Re: Wife won't understand No Contact to my abusive mom
I'm glad your wife is respecting the NC. Does she still pressure you to forgive and break NC? Is your father alive?
I can relate to your situation, as my dad was an angry functional alcoholic while I was growing up, and I had several years of NC too.
During the years of NC I was able to heal the frightened child inside of myself, and learn healthy adult ways to take care of my emotional well being. Eventually, I was able to have limited contact with my dad, according to my rules, not his. I accepted that he was a sick (in the head) person and pitiful, however I didn't put up with any nonsense, but kept my end healthy, removing myself or my children from a situation immediately when it was not healthy.
When he died, I mourned what never was and what I would never have: a kind, supportive, healthy father.
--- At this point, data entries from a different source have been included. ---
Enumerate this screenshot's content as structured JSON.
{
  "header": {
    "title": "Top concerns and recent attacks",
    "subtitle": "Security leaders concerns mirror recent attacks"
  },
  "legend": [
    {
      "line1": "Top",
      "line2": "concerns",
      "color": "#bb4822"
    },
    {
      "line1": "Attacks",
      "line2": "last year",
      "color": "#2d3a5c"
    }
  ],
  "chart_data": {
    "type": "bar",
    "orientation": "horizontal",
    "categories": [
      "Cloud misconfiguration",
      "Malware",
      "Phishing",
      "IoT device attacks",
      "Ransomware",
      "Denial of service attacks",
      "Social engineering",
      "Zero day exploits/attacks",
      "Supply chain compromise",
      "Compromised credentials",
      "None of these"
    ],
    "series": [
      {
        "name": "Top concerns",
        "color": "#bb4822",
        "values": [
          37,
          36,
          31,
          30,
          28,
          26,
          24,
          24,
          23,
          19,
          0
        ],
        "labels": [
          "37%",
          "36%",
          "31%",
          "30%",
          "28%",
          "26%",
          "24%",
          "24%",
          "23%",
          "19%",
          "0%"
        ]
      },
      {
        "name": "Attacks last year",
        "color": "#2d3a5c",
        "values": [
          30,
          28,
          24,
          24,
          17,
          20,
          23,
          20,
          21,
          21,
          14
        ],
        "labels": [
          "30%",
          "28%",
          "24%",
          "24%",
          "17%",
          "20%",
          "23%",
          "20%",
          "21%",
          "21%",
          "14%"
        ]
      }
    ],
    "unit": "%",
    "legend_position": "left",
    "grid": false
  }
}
I didn't try to fool myself by saying, "If only...." because I knew he was a broken person, and the relationship would never have been different, without him being a different person all together. He loved me in his heart, but it did not come out as love, and that is on him. I did not mourn or miss the man he was. With him gone all the stress and pressure having to do with him also ended.
Surprisingly, however, over the years, in the absence of new painful memories created by him (because he is dead and can do no more harm), I have been able to recognize that he did some things right. While he was lousy at the personal level, he did some good things that made a difference for his family and for the country.
I hope you are finding healing by staying NC with your mother. Your wife needs to know specifics. Saying, "She yelled at me" doesn't let your wife know enough. Tell her the actual words your mother said, even if it is painful for you to recall the situation in such detail.